Back to Dave, when I got to the bar I sent him a text letting him know where I was sitting. I signed the text Ilana. Important to note when write my name I always put it all in caps or all in lower case, so the i and the l are clear. If I write ILANA or ilana, you see how my name is spelled so it is easy to pronounce and less chance of a pronounciation error.
It is not that unusual a name. There are a lot of Jewish girls named ILANA and actually one other ILANA ANGEL. She lives in London, is also Jewish, spent time in Israel like I did, and although 20 years my junior and no relation, there are similarities which I think is cool. ilana is of Hebrew origin, and means "tree". ILANA is pronounced ee-LAN-ah.

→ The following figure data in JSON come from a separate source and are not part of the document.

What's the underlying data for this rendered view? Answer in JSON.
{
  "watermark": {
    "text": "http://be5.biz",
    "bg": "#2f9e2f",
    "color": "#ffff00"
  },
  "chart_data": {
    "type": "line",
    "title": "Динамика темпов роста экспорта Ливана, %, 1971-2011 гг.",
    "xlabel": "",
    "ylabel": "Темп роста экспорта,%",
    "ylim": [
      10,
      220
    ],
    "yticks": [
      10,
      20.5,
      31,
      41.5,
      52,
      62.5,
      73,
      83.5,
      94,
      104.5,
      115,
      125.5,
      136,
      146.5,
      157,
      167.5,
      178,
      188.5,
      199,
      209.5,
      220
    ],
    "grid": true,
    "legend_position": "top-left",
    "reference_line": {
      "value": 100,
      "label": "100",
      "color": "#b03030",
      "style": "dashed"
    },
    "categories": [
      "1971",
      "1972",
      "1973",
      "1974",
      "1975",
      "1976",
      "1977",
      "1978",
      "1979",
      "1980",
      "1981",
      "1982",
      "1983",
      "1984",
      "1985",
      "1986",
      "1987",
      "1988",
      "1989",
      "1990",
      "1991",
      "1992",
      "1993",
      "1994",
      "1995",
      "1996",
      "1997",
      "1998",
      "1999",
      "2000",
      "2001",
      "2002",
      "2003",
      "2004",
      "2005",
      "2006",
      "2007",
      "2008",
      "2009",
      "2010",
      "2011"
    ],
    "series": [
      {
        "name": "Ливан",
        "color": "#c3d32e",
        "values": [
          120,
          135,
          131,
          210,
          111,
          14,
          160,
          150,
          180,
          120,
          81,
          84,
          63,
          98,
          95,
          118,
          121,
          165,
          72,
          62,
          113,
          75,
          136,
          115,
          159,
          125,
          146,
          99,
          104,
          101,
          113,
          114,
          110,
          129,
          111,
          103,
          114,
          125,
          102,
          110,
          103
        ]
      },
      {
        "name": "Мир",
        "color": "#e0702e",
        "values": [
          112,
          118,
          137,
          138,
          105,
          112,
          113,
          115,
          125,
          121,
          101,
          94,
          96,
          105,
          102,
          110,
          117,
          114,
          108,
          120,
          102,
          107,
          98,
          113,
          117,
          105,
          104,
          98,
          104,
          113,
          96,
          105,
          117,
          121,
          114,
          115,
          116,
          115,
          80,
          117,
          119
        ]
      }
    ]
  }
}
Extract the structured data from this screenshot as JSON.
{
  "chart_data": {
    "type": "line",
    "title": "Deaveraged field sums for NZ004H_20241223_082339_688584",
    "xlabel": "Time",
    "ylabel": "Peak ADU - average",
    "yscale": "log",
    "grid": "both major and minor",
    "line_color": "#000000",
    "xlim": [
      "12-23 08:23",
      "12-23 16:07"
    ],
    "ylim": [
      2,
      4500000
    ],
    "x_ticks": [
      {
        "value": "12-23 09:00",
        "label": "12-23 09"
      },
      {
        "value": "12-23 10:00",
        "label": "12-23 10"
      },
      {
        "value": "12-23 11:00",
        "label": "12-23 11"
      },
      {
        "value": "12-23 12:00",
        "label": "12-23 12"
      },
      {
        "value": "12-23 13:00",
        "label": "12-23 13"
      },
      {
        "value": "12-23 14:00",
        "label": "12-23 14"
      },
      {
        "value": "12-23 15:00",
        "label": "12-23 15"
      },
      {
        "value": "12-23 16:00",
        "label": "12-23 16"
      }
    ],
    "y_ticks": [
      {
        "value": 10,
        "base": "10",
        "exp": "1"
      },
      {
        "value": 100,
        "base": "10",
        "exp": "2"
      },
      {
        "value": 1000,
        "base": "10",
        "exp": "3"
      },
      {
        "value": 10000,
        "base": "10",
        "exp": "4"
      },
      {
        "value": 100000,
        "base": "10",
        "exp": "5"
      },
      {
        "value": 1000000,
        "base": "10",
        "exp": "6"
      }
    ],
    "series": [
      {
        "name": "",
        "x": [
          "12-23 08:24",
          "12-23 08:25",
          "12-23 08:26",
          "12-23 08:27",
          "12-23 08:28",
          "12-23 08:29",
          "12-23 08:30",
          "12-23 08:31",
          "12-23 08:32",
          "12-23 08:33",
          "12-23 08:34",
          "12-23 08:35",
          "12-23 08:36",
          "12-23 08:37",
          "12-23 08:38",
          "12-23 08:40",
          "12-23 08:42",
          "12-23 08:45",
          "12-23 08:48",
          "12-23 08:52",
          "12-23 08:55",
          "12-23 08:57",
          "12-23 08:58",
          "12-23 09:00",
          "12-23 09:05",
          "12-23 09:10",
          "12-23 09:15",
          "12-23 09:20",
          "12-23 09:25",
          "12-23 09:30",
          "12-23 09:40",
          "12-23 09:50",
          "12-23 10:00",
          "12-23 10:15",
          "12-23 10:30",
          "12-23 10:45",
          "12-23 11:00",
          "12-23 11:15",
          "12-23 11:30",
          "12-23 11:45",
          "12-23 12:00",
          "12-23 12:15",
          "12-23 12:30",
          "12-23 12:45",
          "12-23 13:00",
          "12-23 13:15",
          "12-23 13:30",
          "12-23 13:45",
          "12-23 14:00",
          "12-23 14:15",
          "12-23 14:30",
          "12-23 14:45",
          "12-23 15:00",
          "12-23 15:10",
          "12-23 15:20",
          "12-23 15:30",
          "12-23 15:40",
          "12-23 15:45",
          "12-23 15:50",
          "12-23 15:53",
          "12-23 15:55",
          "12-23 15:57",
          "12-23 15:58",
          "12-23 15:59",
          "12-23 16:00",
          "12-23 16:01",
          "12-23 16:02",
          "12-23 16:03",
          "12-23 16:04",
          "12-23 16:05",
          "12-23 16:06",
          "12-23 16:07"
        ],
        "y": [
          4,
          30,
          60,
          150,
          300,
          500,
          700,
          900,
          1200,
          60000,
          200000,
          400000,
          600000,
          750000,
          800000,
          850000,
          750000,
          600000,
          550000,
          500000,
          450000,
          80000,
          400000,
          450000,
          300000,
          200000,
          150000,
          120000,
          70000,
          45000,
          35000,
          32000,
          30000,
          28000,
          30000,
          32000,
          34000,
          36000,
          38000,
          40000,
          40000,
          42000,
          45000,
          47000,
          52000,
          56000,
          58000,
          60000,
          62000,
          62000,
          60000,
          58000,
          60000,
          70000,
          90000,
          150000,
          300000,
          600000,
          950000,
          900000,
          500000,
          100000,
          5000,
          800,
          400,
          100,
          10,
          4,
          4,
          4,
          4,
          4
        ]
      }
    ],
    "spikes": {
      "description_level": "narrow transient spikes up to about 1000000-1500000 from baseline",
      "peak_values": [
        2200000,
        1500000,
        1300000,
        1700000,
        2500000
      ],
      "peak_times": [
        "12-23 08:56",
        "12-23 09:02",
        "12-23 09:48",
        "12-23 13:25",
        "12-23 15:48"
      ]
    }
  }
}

Dave arrives, gives me a hug and says, “Hi Diana”. I correct him and say, “Its ILANA”. He says he is sorry, then calls me “Lana”. I thought maybe it was loud and he couldn’t hear me so when the waitress came over I ask what her name is, then introduce myself as ilana. The waitress says hi ILANA, then Dave says “what are you drinking Elaina?”
He has now called me three different names, none of them mine. We order drinks, chat about regular first date things, and have a nice time. We weren’t a match for no other reason than there wasn’t a spark of any kind. We wrap up and head outside to the valet. I thank him for the drink and he says to me, “Would you like to go out again Ileana?”
I just laughed in my head and told him I had a nice time but didn’t think there was a connection. He was nice about it, gave me a kiss on the cheek and said, “It was nice meeting you Eloma.” I then said, “It was nice meeting you too Donald.” No reaction. Nothing. He clearly was not interested in me because he paid no attention to anything I said.
I tweeted about my date and one of the freaks who hates me on Twitter said my unsuccessful dating was clearly about me not them as there was a pattern of failure. I have to disagree. I don’t think of these dates as failures as much as steps to finding my Beshert. I do however agree it says more about me than them, and I like what it says about me.
It says I am dating to meet someone special, not just to date. It says I am not willing to settle just so I am not alone. It says I am kind and decent to men who are not particularly kind or decent to me. I am okay with my dating life and am sure that Dave will meet someone who inspires him to remember her name. As for me, I’m keeping the faith.